Through exploring electronic art and experimenting with microprocessors students will learn to make artwork using light, sound, and movement. Controlled by writing simple computer code, microprocessors are the components students will use here to make time-based objects. In tracing the history of electricity’s development and its evolution we will explore how humans evolve with our technology. In following the path of historical development for computer technology the class will also read philosophy that accounts for the agency of objects.

Course Description

Performance Foundations provides students with an academic and practical exploration of the fundamental theories, practices and elements of performance viewed the lens of the mind, the body and the breath.  Students will explore these fundamentals through the study and practical examination of current performance practices, analysis of text and the presentation of a performance.

 

Course Objectives

 

Performance Foundations is designed to provide students with an academic and practical foundation in modern performance practices.  Through the study and analysis of contemporary and historic texts, including Viola Spolin, Tadashi Suzuki, Deborah Wagner, Eugenio Barba and Jacque LeCoq, the exploration of acting, voice and movement technique and the attendance and study of live performance, students will gain the fundamental academic and practical skills needed for further study.  All studied through the lens of the mind, the body and the breath, the major touchstones of the course will be the exploration of text through exercises and the creation, rehearsal and performance of an original monologue. 

Learning Outcomes

The overall objective of the course is to provide students with the opportunity to develop foundational knowledge of performance practices.  Students will;

 

a)     Engage with the texts of leaders in the field of performance practice and integrate that knowledge in a practical setting

b)     Develop skills to critically analyze text, live performance and related support material

c)     Engage with readings and practical exercises that foster the development of foundational knowledge in acting, voice and speech and movement

d)     Develop pedagogical skills and critical thinking tools that support an enhanced academic and artistic practice

 Introductory Painting offers an in-depth exploration of contemporary painting processes and practices using traditional and non-traditional materials, techniques, and concepts.

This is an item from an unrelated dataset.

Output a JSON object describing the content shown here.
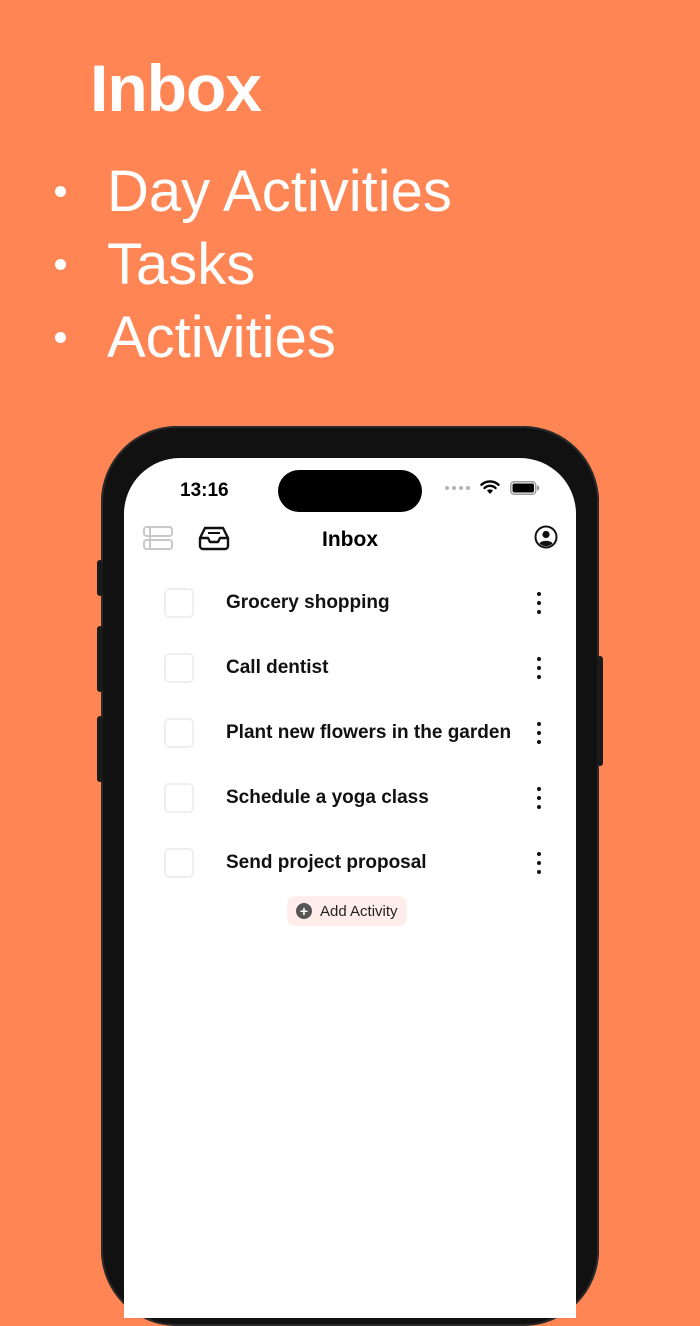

 Students will engage in a series of research and painting projects that will examine contemporary aspects of painting as a distinct discipline. Students will be expected to complete a portfolio of paintings suitable for in class critical analysis and public group exhibition.

 Course Description: Painting as an expressive medium is premised on knowledge of contemporary art combined with a technical mastery deployed within a personal practice that evokes formal as well as conceptual innovation. In this course, students will engage in an in-depth exploration of contemporary painting processes and practices using traditional and non-traditional materials, techniques, and concepts.

Students will be working independently in the class and will consult with the professor about their project(s); with the goal of the creation of artwork of some kind to be presented to the class for group evaluation twice during the semester. Production plans for the work to be completed during the course are developed in consultation with the professor and organized around student determined materials, methods, and topics of interest.

This course is a practical survey of the song as a genre, from John Dowland to Franz Schubert to The Beatles to Lady Ga-Ga, with a particular focus on text setting, harmony, and arranging. Practical assignments include analysis, composition, and performance, both in group and individually. The final project comprises the individual composition and performance of an original song.

Music Literacy for Actors and Dancers is a course for the performer who has not yet developed a connection between his or her musical experience and standard aspects of musical performance, with a special focus on the acquisition of fluency reading the notated score and the development of effective study and practice habits. Music materials used in class or assigned for homework will be spoken, clapped, sung, and played. FNAR 1743 Music Literacy for Actors and Dancers is a co-requisite of FNAR 1733 Intro to Musical Theatre.

Tonal Music, Harmony and Counterpoint I-II, is a hands-on study of the grammar of tonal music. Assignments include exercises in four-voice harmony in choral and keyboard styles, exercises in two- and three-voice species counterpoint, the composition of original pieces for small chamber combinations, frequent formal analysis of standard masterpieces from the literature, and formally written responses to secondary sources. Students are expected to sing and/or play their assignments in class. Prerequisites: FNAR 1023, or permission by the instructor. For this class, it is assumed that students can recognize notes on the staff and on the instrument in real time; match pitch and sing in tune; possess basic ear training; and recognize, write, transpose, and perform basic theoretical elements, such as intervals, scales, chords, and key signatures. 

In this course we will look at “art” as something that has necessarily entered our consciousness from the realm of “things” and think about why this may be so. We will approach art as a method of communication that is both physical and cognitive. By examining the art work made during the twentieth century and its history, one that was rife with movements and manifestos, we will find out what the fundamentals of art have become for our time. The course is formatted with alternating lecture and laboratory classes where students can put into practice the ideas we encounter.